Publicada en Reseña nº 332 y en Cine para leer. Julio-Diciembre 2001, Ed. Mensajero, Bilbao.

Le fabuleux destin d’Amélie Poulain es el último film de Jean Pierre Jeunet. Amelie ya fue concebida antes de que aceptara la realización de la última entrega de Alien. A su regreso de Hollywood retomó el proyecto, cuya base era esencialmente una colección de anécdotas -visuales y literarias- recogidas con la devoción de un numismático. Entre las mismas, podemos encontrar a un gnomo de porcelana que viaja por todo el mundo, un caballo que corre junto a los ciclistas del Tour de Francia, un bailarín de claqué con una pata de palo, o la imagen de un viejo que dibuja una y otra vez el mismo cuadro de Renoir.
Desde el primer instante, la película iba a ser una celebración de la imagen, de su capacidad sígnica y sintética. Amelie (que así se llama en España) es un regocijo contínuo de instantes únicos y reveladores, de ritmos visuales y armonías cromáticas, conseguidas gracias a la magnífica fotografía de Bruno Delbonnel, quien mediante la introducción de filtros amarillos y rojos ha dotado a la película de un tono íntimo en el que los azules están ausentes, incluso del cielo parisino.
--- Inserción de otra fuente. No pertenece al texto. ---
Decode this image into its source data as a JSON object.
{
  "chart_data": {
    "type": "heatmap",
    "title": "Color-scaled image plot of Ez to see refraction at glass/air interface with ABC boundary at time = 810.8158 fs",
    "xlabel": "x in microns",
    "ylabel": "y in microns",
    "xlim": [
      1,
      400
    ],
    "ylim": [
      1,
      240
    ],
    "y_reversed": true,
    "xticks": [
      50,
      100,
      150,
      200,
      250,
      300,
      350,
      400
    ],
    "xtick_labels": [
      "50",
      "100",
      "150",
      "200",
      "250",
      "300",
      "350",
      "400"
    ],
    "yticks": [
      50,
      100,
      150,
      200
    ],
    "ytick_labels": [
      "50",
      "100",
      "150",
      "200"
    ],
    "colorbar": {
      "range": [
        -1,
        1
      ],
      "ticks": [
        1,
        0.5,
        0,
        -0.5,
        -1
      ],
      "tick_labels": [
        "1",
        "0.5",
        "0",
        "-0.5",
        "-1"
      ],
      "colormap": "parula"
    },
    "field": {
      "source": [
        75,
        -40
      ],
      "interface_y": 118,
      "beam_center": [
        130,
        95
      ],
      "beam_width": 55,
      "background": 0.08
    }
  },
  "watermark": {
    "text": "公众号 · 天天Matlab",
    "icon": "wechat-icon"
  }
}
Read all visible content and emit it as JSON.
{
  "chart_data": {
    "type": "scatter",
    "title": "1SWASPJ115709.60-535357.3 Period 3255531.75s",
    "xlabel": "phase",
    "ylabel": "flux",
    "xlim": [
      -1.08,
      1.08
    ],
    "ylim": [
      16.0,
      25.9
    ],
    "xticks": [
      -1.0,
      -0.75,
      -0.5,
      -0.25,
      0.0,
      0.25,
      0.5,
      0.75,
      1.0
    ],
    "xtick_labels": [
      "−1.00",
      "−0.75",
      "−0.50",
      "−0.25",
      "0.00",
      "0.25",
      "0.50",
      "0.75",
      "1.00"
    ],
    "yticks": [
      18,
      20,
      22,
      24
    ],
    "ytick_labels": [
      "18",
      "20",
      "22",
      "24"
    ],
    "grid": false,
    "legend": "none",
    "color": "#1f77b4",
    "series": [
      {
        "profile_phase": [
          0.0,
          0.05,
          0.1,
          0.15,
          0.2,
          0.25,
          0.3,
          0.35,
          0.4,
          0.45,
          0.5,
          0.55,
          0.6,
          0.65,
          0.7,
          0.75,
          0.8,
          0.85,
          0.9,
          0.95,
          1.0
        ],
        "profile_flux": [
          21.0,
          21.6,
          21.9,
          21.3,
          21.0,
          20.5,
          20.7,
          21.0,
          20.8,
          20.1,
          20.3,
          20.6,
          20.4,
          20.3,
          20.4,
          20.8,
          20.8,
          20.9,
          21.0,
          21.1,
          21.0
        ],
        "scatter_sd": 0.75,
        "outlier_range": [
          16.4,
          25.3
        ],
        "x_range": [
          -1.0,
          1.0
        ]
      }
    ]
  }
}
Como si fuese una extensión de su director, Amelie se va construyendo con la intención de hacer feliz... al espectador. Ésa es su rara cualidad. Estábamos acostumbrados al happy end americano, que inevitablemente viene acompañado por un descreimiento arraigado en el espíritu escéptico del adulto. Es muy difícil dejarse embaucar por el típico film americano que desemboca en un final redentor tras dos horas de tragedia griega. Como consecuencia de esa tendencia infantil había surgido un cine europeo invadido por dramas, por películas duras, con personajes resquebrajados, hinchados de pus, en que el musical -el género optimista por antonomasia- continuaba su tradición con el drama de Dancer in the dark. Pues Amelie consigue lo más difícil: hacer cómplice al espectador de un optimismo desmedido y que salga a la calle con ganas de invitar a esa chica que nos gusta a cobijarse bajo nuestro paraguas, o de atarle los cordones de los zapatos al antipático revisor que le pide el billete a los dos enamorados que se han colado, de vivir, en una palabra.

Sin embargo, lo que logra la comunión de los espectadores y Amélie es la complejidad escondida del personaje. A pesar de que pueda parecer el colmo de la alegría y del optimismo, Amélie ni es una tonta de bote, ni es completamente feliz. A sus deseos de hacer feliz a los demás le acompaña un maniqueo sentimiento hacia el tendero Collignon, avaro, arrogante y despótico, quien sufrirá de las malévolas invenciones de Amélie. Y por otro lado, y lo que me parece más importante, el personaje desarrolla una casi patológica obsesión por ayudar a los demás debida a su incapacidad de afrontar su propia felicidad.
El punto de inflexión de la historia es su encuentro con Nino Quincampoix (interpretado por Mathieu Kassovitz), coleccionador de retratos de fotomatón, y del que se enamora inmediatamente. A partir de ese encuentro, Amélie querrá encontrarle pero le huirá en el último instante, como si tuviese miedo a su propia felicidad. Es ese punto de arraigo con la realidad, que lo aleja de la idealización de un ser angelical que no existe, lo que logra la comunión con al personaje.
Y hay también un matiz fundamental en la resolución de la historia que nos la hace más próxima. Alejada de todos los héroes que se redimen a sí mismos, que se levantan sobre sus propias cenizas para vencer al final de la película, nuestra heroína tiene que ser empujada por su anciano vecino para encontrarse definitivamente con el joven Nino. Es incapaz de provocar el mágico beso que los una, que culmine esta magnífica historia.
Película rechazada por el Festival de Cannes, ha sido el éxito de la temporada en Francia. En junio la habían visto ya seis millones de espectadores. ¿Cautivará también Amélie el corazón de los españoles?